Patiënte is kortdurend in vertwijfeling geraakt na een verwarrend gesprek met de consulent omdat ze dacht dat de euthanasie binnen vier weken moest plaatsvinden. De consulent kreeg de indruk dat patiënte nog geen actueel verzoek op korte termijn had en stelde dat niet was voldaan aan de zorgvuldigheidseisen. Toen de consulent begreep dat het verzoek wel degelijk concreet was, maar dat patiënte nog wat tijd nodig had om zaken te regelen schreef zij op het moment dat de arts aan de consulent aangaf dat patiënte klaar was voor de euthanasie een addendum waarin zij aangaf dat aan de zorgvuldigheidseisen was voldaan. 

2020-133
Naast psychiatrische problematiek leed patiënte ook aan een chronisch vermoeidheidssyndroom.  Het symptoomcomplex presenteerde zich zo dat de behandeling van de ene stoornis belemmerd werd door de andere. Hierdoor waren er geen behandelmogelijkheden voorhanden.

2020-136
Patiënte werd al op jonge leeftijd met verschillende psychiatrische aandoeningen gediagnosticeerd (angststoornis, OCD, ASS en een depressieve stoornis).
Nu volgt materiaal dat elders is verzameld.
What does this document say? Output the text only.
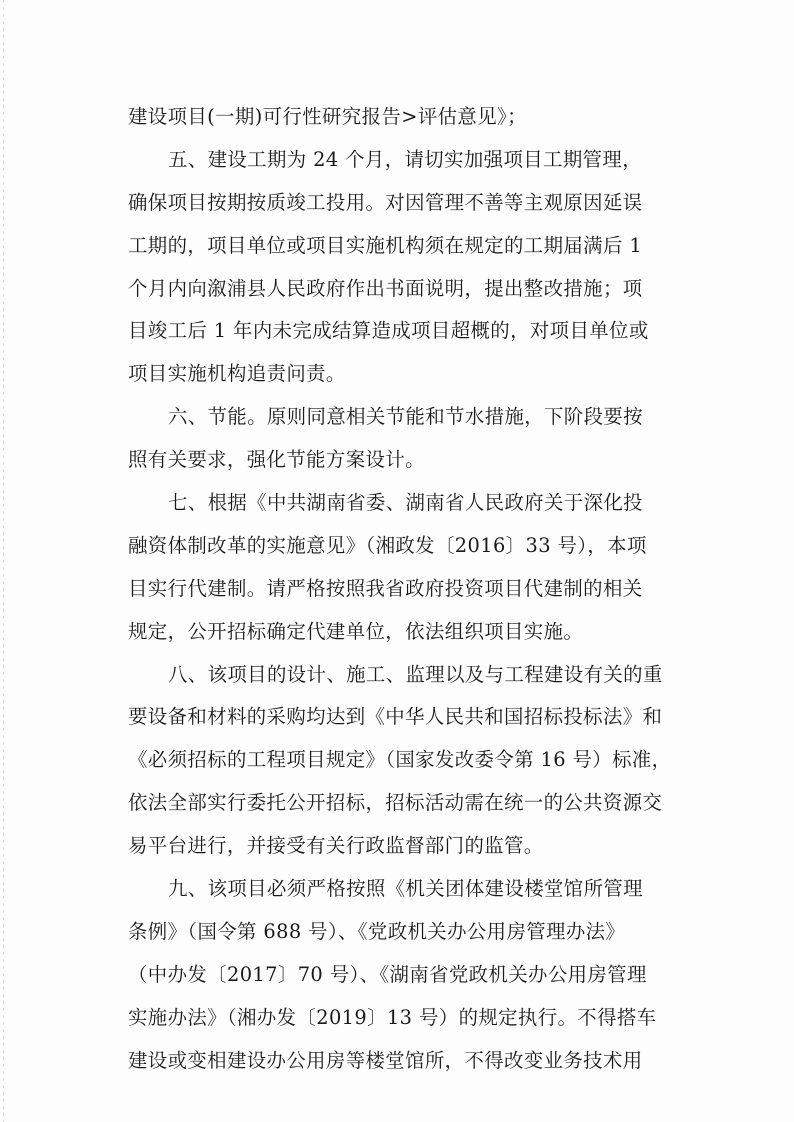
建设项目(一期)可行性研究报告>评估意见》；
五、建设工期为 24 个月，请切实加强项目工期管理，
确保项目按期按质竣工投用。对因管理不善等主观原因延误
工期的，项目单位或项目实施机构须在规定的工期届满后 1
个月内向溆浦县人民政府作出书面说明，提出整改措施；项
目竣工后 1 年内未完成结算造成项目超概的，对项目单位或
项目实施机构追责问责。
六、节能。原则同意相关节能和节水措施，下阶段要按
照有关要求，强化节能方案设计。
七、根据《中共湖南省委、湖南省人民政府关于深化投
融资体制改革的实施意见》（湘政发〔2016〕33 号），本项
目实行代建制。请严格按照我省政府投资项目代建制的相关
规定，公开招标确定代建单位，依法组织项目实施。
八、该项目的设计、施工、监理以及与工程建设有关的重
要设备和材料的采购均达到《中华人民共和国招标投标法》和
《必须招标的工程项目规定》（国家发改委令第 16 号）标准，
依法全部实行委托公开招标，招标活动需在统一的公共资源交
易平台进行，并接受有关行政监督部门的监管。
九、该项目必须严格按照《机关团体建设楼堂馆所管理
条例》（国令第 688 号）、《党政机关办公用房管理办法》
（中办发〔2017〕70 号）、《湖南省党政机关办公用房管理
实施办法》（湘办发〔2019〕13 号）的规定执行。不得搭车
建设或变相建设办公用房等楼堂馆所，不得改变业务技术用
Patiënte onderging hiervoor vele en langdurige (dwang)behandelingen. Zij werd jarenlang klinisch opgenomen in verschillende settingen. Als laatste was zij opgenomen in een gesloten kliniek met een zorgmachtiging. De commissie heeft stilgestaan bij het verblijf van patiënte op een gesloten afdeling middels een zorgmachtiging en oordeelde dat dit niet van invloed is geweest op de zorgvuldigheidseisen inzake het vrijwillig en weloverwogen verzoek, het uitzichtloos en ondraaglijk lijden en de redelijke andere oplossing. De arts is met grote behoedzaamheid omgegaan met het euthanasieverzoek van patiënte.

2020-150
Patiënt werd acht en zes jaar voor het overlijden met een autisme spectrum stoornis en een obsessief compulsieve stoornis gediagnosticeerd. Ook was er sprake van een brede cluster B persoonlijkheidsstoornis en middelenmisbruik. Hij meldde zich aan bij Expertisecentrum Euthanasie, alwaar een euthanasietraject van drie jaar volgde. Tijdens het traject werden door een geraadpleegde onafhankelijke psychiater verschillende behandelvoorstellen gedaan.  Deze werden opgevolgd, maar hadden geen effect. Patiënt stond gedurende het euthanasietraject eveneens een tijd ambivalent tegenover zijn euthanasieverzoek. Daarom werd besloten om het traject een jaar lang te pauzeren. De commissie is van oordeel dat de arts met grote behoedzaamheid is omgegaan met het euthanasieverzoek. Daarnaast heeft de commissie ook stilgestaan bij de onafhankelijkheid tussen de arts en de geraadpleegde tweede psychiater.